Martinez v City of New York
2013 NY Slip Op 02723 [105 AD3d 1013]
April 24, 2013
Appellate Division, Second Department
Published by New York State Law Reporting Bureau pursuant to Judiciary Law § 431.
As corrected through Wednesday, May 29, 2013


Luis Martinez et al., Respondents,
v
City of New York, Appellant, and Verizon New York, Inc., Respondent, et al., Defendants.

[*1] Gallo, Vitucci & Klar, LLP, New York, N.Y. (Yolanda L. Ayala of counsel), for appellant.

Zwirn & Saulino, P.C. (Thomas Torto, New York, N.Y., of counsel), for plaintiffs-respondents.

Cullen and Dykman, LLP, New York, N.Y. (Kevin M. Walsh and Thomas J. Abernethy of counsel), for defendant-respondent.

In an action to recover damages for personal injuries, etc., the defendant City of New York appeals from so much of an order of the Supreme Court, Kings County (Schmidt, J.), dated January 31, 2012, as denied its motion for summary judgment dismissing the complaint and all cross claims insofar as asserted against it.

Ordered that the order is affirmed insofar as appealed from, with one bill of costs to the respondents appearing separately and filing separate briefs.

As the party moving for summary judgment, in order for the defendant City of New York to demonstrate its prima facie entitlement to judgment as a matter of law dismissing the complaint and all cross claims insofar as asserted against it on the ground that it had no prior written notice of the alleged defective or dangerous condition (see Administrative Code of City of NY § 7-201 [c]), it was required to submit proof that it did not receive the notice required by the statute (see Smith v City of Mount Vernon, 101 AD3d 847 [2012]; Spanos v Town of Clarkstown, 81 AD3d 711, 712 [2011]; Foley v County of Suffolk, 80 AD3d 658, 659-660 [2011]; LiFrieri v Town of Smithtown, 72 AD3d 750, 752 [2010]; Shannon v Village of Rockville Ctr., 39 AD3d 528, 529 [2007]).

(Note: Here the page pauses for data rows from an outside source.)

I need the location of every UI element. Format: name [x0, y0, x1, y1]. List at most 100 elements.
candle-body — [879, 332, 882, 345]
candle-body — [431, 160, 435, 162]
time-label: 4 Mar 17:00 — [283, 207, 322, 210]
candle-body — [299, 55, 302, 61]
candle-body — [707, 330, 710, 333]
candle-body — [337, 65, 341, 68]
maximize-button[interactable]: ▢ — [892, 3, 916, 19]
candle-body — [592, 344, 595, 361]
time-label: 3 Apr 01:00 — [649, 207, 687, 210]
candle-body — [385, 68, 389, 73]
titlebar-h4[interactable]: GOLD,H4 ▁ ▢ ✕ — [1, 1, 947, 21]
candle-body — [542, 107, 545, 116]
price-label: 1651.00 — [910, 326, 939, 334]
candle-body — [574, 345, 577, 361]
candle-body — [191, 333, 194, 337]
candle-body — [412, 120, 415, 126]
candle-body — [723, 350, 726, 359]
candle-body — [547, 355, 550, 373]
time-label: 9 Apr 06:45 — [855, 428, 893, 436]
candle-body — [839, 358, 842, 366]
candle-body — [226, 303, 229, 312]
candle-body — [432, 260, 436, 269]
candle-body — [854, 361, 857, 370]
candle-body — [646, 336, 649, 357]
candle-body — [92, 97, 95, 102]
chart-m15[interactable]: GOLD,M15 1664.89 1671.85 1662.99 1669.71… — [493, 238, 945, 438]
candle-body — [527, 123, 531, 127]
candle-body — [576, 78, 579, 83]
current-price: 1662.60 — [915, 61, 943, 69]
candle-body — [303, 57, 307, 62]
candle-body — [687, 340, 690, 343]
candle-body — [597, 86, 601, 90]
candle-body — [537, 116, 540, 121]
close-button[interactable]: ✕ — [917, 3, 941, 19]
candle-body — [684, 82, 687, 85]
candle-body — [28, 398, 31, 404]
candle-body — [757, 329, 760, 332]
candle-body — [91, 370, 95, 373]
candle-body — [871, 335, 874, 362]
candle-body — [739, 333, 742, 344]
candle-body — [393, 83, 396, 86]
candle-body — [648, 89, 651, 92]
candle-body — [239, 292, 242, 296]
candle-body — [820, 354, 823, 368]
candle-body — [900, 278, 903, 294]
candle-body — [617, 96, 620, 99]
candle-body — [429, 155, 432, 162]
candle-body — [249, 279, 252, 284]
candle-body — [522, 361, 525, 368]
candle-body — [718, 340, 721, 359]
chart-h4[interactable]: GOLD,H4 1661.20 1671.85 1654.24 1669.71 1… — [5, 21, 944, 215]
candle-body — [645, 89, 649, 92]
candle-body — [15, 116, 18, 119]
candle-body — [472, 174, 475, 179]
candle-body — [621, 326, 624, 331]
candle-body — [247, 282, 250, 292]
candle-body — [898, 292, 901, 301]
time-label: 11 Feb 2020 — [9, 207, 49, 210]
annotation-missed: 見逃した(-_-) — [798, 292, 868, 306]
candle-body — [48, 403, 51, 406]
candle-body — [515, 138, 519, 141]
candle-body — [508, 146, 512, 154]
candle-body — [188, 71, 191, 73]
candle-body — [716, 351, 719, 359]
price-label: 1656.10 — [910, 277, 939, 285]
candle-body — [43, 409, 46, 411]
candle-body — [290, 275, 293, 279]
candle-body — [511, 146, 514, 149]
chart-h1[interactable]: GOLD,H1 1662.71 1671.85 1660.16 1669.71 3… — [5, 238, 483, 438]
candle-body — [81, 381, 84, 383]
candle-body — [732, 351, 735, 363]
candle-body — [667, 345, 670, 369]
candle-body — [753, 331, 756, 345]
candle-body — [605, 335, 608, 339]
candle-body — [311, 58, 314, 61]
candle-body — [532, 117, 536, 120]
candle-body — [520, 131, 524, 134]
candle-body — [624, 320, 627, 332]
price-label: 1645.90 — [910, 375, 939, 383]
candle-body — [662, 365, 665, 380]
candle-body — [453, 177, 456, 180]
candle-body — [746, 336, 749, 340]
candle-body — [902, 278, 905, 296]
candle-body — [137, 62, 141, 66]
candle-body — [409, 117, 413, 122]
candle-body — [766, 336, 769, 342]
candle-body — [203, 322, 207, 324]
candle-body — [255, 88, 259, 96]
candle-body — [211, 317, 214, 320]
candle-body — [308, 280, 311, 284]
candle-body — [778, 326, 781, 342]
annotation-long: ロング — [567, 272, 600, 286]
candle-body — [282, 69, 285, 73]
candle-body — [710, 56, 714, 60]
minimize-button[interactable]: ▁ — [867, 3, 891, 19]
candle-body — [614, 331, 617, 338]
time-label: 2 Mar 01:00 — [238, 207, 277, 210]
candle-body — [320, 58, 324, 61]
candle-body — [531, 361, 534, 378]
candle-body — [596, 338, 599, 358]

The City failed to submit any affidavit from any city official or employee demonstrating that a search of the appropriate records had been done and that there was no prior written notice of the alleged dangerous condition that caused the plaintiff's accident, and there was nothing in the deposition testimony of the three city witnesses that indicated that a search of the city records had been conducted without any success in finding any prior written notices. As such, the City failed to make a prima facie showing that no prior written notice was actually received (see Pangerl v Town of N. Hempstead, 76 AD3d 1001, 1002 [2010]; Reiser v Incorporated Vil. of Rockville Ctr., 70 AD3d 796, 796-797 [2010]; McNeill v City of New York, 40 AD3d 823 [2007]). [*2]

Since the City failed to demonstrate a prima facie entitlement to judgment as a matter of law on the ground of lack of prior written notice, the Supreme Court properly denied its motion regardless of the sufficiency of the opposing papers (see Winegrad v New York Univ. Med. Ctr., 64 NY2d 851, 853 [1985]; Pampillonia v Burducea, 68 AD3d 1081, 1081-1082 [2009]; Zeitoune v Cohen, 66 AD3d 889, 891 [2009]). Mastro, J.P., Rivera, Hall and Miller, JJ., concur.